Politik

Lansia Jadi Korban Pascagempa NTT, DPR Soroti Kondisi di Pengungsian

Anggota Komisi VIII DPR RI Hetifah Sjaifudian meminta pemerintah pusat dan daerah meningkatkan perhatian terhadap kelompok lanjut usia (lansia), terutama dalam aspek kesehatan, perlindungan sosial, hingga penanganan ketika terjadi bencana.

Lansia Jadi Korban Pascagempa NTT, DPR Soroti Kondisi di Pengungsian
Wakil Ketua Komisi X DPR RI Hetifah Sjaifudian (kiri) memimpin sidang rapat kerja bersama Menpora

fin.co.id - Anggota Komisi VIII DPR RI Hetifah Sjaifudian meminta pemerintah pusat dan daerah meningkatkan perhatian terhadap kelompok lanjut usia (lansia), terutama dalam aspek kesehatan, perlindungan sosial, hingga penanganan ketika terjadi bencana.

Pernyataan tersebut disampaikan Hetifah setelah Badan Nasional Penanggulangan Bencana (BNPB) mengungkap bahwa sebagian warga lansia yang meninggal selama berada di pengungsian pascagempa Nusa Tenggara Timur (NTT) memiliki penyakit kronis. Data BNPB sebelumnya juga menunjukkan kelompok rentan, termasuk lansia dengan penyakit kronis, menjadi bagian dari korban meninggal di pengungsian.

"Ini mengingatkan kita bahwa lansia perlu perhatian khusus," kata Hetifah dalam keterangan yang dikonfirmasi di Jakarta, Sabtu, 19 September 2026.

Menurut Hetifah, kebutuhan lansia tidak hanya berkaitan dengan bantuan dasar. Kelompok tersebut juga membutuhkan akses kesehatan, layanan sosial, pendampingan, serta fasilitas yang dapat menunjang kehidupan mereka secara berkelanjutan.

Hetifah sebelumnya mengikuti kunjungan kerja spesifik Komisi VIII DPR RI ke Sentra Terpadu Pangudi Luhur di Kota Bekasi, Jawa Barat. Sentra tersebut memberikan layanan terpadu bagi kelompok rentan, termasuk lansia, mulai dari kesehatan, terapi, rehabilitasi sosial, pendampingan hingga pemberdayaan. DPR RI juga menilai pola pelayanan terpadu di tempat tersebut dapat menjadi contoh bagi pengembangan layanan kesejahteraan sosial di daerah lain.

Hetifah menilai model pelayanan semacam itu perlu diperluas. Sebab, dalam kehidupan sehari-hari, banyak lansia menghadapi persoalan seperti penurunan kondisi kesehatan, keterbatasan mobilitas, berkurangnya pendapatan, kesulitan mengakses fasilitas publik, hingga kesepian akibat minimnya dukungan sosial.

"Mereka adalah orang tua kita, guru kita, dan generasi yang ikut membangun keluarga, serta masyarakat yang kita nikmati hari ini. Ketika kemampuan fisik mereka berkurang maka negara dan masyarakat harus semakin hadir," katanya.

Ia menilai sejumlah program pemerintah, seperti bantuan tunai, subsidi dan kemudahan transportasi, memang penting bagi lansia. Namun, menurut Hetifah, kebijakan tersebut belum mencakup seluruh kebutuhan kelompok lanjut usia.
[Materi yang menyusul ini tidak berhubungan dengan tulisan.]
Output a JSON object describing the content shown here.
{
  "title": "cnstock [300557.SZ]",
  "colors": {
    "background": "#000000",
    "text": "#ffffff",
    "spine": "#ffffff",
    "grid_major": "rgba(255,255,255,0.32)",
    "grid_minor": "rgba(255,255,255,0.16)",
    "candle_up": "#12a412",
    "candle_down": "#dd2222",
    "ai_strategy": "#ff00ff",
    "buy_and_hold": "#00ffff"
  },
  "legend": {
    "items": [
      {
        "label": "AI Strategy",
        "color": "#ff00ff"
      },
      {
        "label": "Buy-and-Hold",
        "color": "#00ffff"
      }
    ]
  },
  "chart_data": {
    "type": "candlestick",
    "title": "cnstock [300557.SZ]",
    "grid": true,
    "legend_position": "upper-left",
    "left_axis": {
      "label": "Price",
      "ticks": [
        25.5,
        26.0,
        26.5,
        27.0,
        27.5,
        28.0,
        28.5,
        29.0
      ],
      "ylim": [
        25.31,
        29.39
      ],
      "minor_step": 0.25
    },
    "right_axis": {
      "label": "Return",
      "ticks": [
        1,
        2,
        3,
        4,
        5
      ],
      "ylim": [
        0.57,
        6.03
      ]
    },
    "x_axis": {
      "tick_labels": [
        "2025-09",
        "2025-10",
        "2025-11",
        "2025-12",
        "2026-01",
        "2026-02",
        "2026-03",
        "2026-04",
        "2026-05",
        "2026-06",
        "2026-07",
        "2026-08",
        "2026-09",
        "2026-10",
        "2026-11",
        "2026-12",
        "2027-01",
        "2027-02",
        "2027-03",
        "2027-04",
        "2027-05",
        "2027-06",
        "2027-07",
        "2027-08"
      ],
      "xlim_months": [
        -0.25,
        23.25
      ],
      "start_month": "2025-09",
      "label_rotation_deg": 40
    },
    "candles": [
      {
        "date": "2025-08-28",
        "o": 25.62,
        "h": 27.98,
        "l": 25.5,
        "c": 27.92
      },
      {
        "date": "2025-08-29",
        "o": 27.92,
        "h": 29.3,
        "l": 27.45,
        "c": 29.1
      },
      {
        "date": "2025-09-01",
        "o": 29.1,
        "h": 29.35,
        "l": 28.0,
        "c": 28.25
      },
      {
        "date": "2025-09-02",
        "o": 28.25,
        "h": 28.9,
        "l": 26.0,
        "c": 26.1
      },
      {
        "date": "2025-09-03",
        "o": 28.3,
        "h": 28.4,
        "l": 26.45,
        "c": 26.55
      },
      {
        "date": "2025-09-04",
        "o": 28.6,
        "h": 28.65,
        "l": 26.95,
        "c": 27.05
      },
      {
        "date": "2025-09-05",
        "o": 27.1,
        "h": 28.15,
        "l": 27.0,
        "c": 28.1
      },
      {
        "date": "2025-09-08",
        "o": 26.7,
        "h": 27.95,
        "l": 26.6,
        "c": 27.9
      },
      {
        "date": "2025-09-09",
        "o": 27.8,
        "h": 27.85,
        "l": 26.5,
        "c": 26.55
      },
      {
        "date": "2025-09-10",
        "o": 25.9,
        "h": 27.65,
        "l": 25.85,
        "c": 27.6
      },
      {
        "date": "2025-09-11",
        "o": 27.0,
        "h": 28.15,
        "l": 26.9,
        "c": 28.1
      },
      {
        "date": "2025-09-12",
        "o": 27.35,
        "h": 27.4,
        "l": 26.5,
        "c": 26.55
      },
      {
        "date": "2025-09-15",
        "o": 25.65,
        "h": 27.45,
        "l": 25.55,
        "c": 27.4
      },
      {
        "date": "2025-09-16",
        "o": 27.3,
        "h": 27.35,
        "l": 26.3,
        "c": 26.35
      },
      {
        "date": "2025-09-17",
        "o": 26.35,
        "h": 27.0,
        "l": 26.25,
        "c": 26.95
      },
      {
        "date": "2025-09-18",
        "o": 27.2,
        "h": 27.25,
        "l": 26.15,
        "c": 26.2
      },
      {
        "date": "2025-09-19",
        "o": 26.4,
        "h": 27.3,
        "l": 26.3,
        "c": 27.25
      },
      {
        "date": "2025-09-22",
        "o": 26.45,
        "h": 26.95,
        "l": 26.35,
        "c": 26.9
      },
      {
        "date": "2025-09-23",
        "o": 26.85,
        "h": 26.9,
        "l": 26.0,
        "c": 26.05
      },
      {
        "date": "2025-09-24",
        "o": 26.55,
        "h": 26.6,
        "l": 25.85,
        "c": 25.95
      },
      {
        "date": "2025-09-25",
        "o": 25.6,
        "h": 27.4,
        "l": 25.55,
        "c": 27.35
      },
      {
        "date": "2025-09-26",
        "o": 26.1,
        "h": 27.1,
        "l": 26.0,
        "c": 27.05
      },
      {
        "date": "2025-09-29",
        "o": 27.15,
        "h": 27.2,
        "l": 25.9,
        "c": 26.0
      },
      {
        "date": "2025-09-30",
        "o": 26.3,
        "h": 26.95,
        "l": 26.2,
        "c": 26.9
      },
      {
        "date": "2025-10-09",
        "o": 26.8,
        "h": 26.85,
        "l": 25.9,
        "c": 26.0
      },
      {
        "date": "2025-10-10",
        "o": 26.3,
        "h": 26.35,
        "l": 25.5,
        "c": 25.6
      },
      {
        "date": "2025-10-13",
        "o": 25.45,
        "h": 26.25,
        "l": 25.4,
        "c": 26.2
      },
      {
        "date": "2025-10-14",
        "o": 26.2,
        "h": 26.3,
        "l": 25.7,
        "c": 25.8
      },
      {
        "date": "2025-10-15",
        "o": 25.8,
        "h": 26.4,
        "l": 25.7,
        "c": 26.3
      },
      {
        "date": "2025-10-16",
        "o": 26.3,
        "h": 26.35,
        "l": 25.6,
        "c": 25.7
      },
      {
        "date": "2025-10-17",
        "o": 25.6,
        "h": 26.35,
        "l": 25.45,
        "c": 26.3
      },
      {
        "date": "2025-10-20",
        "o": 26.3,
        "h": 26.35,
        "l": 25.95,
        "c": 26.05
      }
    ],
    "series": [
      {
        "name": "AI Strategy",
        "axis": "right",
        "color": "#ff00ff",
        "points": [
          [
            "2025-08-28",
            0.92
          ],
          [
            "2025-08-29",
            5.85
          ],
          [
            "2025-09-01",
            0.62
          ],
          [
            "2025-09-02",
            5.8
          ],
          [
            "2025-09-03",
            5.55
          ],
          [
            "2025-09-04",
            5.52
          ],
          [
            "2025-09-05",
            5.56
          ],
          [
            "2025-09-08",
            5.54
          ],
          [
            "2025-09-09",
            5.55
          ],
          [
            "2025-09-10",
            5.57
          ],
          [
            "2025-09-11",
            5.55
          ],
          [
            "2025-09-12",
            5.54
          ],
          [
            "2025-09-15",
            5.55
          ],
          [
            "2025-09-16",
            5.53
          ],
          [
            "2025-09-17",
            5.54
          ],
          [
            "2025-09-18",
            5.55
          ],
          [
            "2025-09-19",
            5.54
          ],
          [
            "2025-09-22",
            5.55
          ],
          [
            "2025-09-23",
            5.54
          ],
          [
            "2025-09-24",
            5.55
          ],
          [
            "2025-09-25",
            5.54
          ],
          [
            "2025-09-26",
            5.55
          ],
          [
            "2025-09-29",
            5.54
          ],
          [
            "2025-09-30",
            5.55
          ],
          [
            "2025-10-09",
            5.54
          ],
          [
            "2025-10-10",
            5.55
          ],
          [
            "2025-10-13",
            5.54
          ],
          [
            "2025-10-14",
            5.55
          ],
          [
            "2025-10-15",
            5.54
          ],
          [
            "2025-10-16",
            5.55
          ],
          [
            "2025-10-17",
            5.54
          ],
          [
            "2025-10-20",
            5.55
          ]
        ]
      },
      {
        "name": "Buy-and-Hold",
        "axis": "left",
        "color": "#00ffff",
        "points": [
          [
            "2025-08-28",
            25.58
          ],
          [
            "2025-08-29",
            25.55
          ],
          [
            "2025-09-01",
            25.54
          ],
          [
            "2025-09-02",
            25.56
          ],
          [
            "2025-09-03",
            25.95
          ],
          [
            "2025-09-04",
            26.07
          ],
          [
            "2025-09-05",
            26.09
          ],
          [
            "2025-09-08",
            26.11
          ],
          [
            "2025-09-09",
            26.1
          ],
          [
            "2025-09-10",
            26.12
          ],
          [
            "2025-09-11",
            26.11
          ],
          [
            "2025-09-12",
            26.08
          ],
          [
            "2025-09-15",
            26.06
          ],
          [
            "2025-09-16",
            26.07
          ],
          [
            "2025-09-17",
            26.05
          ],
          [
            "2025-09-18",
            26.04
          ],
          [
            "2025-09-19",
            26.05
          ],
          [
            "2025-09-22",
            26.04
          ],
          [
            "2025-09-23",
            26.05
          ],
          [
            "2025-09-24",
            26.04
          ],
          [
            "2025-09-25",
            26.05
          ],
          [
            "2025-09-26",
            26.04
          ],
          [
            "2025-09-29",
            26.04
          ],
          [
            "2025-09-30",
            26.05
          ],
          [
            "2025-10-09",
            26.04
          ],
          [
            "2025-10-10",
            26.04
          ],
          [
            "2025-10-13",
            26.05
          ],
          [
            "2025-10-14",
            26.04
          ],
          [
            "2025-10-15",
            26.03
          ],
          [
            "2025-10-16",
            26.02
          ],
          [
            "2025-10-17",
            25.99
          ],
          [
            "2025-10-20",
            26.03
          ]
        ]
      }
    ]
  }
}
"Semua perlu kita apresiasi, tetapi kebutuhan lansia jauh lebih luas. Kita perlu memikirkan bagaimana mereka mendapatkan pemeriksaan kesehatan dan obat secara berkelanjutan, ruang publik yang mudah diakses, layanan perawatan jangka panjang, pendampingan bagi lansia yang hidup sendiri, kesempatan tetap aktif dan produktif, serta perlindungan khusus ketika terjadi bencana, dan juga ketika menjalankan ibadah haji dan umrah," katanya.

Karena itu, Hetifah mendorong agar persoalan lansia ditempatkan sebagai salah satu agenda pembangunan jangka panjang. Menurutnya, kebijakan terkait lansia perlu disesuaikan dengan perubahan struktur demografi dan kebutuhan masyarakat yang terus berkembang.

Ia juga mendorong pemerintah mendukung revisi Undang-Undang Nomor 13 Tahun 1998 tentang Kesejahteraan Lanjut Usia. Dalam dokumen DPR RI, revisi aturan tersebut antara lain diarahkan untuk mengubah pendekatan terhadap lansia dari sekadar objek menjadi subjek yang memiliki ruang untuk berpartisipasi dan mengembangkan potensinya.

"Indonesia yang ramah lansia adalah Indonesia yang memastikan seseorang tetap dihargai, dilindungi, sehat, dan memiliki ruang untuk berdaya sampai usia lanjut,” ujarnya.